Już w czwartek, 3 marca we wrocławskim Eterze, przy ulicy Kazimierza Wielkiego 19 wystąpi dla was Dawid Podsiadło. Koncert odbędzie się w ramach trasy
SON OF ANALOG TOUR.

turntable-1109588_1920Pamiętam dokładnie pierwszy jego występ dla szerszej publiki, jaki miał miejsce jeszcze podczas kastingu do znanego telewizyjnego programu X Factor (II edycja). Podsiadło posiadał co prawda doświadczenie, udzielając się w zespołach takich, jak: Curly Heads oraz Reaching For The Sun, jednak w momencie przekroczenia granicy między backstagem  a sceną, stanął naprzeciw zupełnie nowego wyzwania. Po zaśpiewaniu kawałka z repertuaru Johna Legenda – „Someday” – nikt chyba jeszcze wtedy łącznie z samym zainteresowanym nie przypuszczał, iż kariera jego potoczy się tak błyskawicznie. Konkurencja była spora, jednak udało się mu wygrać, a to z kolei otworzyło mu drogę by wspinać się po szczeblach sukcesu.

Kolejny rok okazał się być tym najważniejszym. Jego debiutancki album pt. „Comfort and Happiness”, z którego pochodzi chyba najczęściej przesłuchiwany kawałek „Trójkąty i kwadraty”, został ciepło przyjęty zarówno przez krytykę, jak i przez fanów. Artysta udowodnił, iż świetnie sprawdza się nie tylko w roki wykonawcy, ale i twórcy.

Pierwszy nakład albumu wyprzedany został w ciągu zaledwie trzech dni, obecnie stanowiąc czołówkę iTunes oraz EMPIKu. Zachwytom nie było końca. Podsiadło nominowany został do nagrody MTV Europe Music Awards 2013, jako najlepszy Polski wykonawca, wygrał tytuł Gwiazdy Roku Glam Awards 2013, zgarnął także nagrodę przyznawaną przez radiową Trójkę („Mateusz”).

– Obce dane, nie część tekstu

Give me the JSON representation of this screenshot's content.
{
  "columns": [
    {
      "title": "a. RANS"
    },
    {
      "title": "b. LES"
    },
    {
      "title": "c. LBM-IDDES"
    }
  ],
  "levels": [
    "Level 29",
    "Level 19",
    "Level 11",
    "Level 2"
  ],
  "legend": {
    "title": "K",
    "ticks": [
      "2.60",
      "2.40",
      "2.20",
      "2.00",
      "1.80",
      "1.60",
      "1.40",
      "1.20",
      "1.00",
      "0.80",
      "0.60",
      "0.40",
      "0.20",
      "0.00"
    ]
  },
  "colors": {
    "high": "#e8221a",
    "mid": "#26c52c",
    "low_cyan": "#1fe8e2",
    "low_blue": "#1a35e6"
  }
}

Kolejny rok nie minął na stagnacji. Jeszcze w lutym Podsiadło otrzymał cztery statuetki Fryderyków, w marcu został laureatem Wiktora, by miesiąc później otrzymać dwie nominacje do Superjedynek, a na początku 2015 roku jeszcze nagrodę Bursztynowego Słowika. Sporo jak na jeden rok dla doświadczonego, a co dopiero dla debiutanta.

Pod koniec zeszłego roku artysta wypuścił kolejny album, pt. Annoyance and Disappointment. Płyta promowana jest kawałkiem „W dobrą stronę”. Spodziewać możemy się, iż podczas czwartkowego koncertu, przesłuchamy na żywo nowych aranżacji piosenkarza. Dla spóźnialskich wielka kara, bilety sprzedały się bowiem jak świeże bułeczki i poza „konikami”, którzy zapewne znajdą się przed otwarciem klubu, nie ma co liczyć na kolejną partię.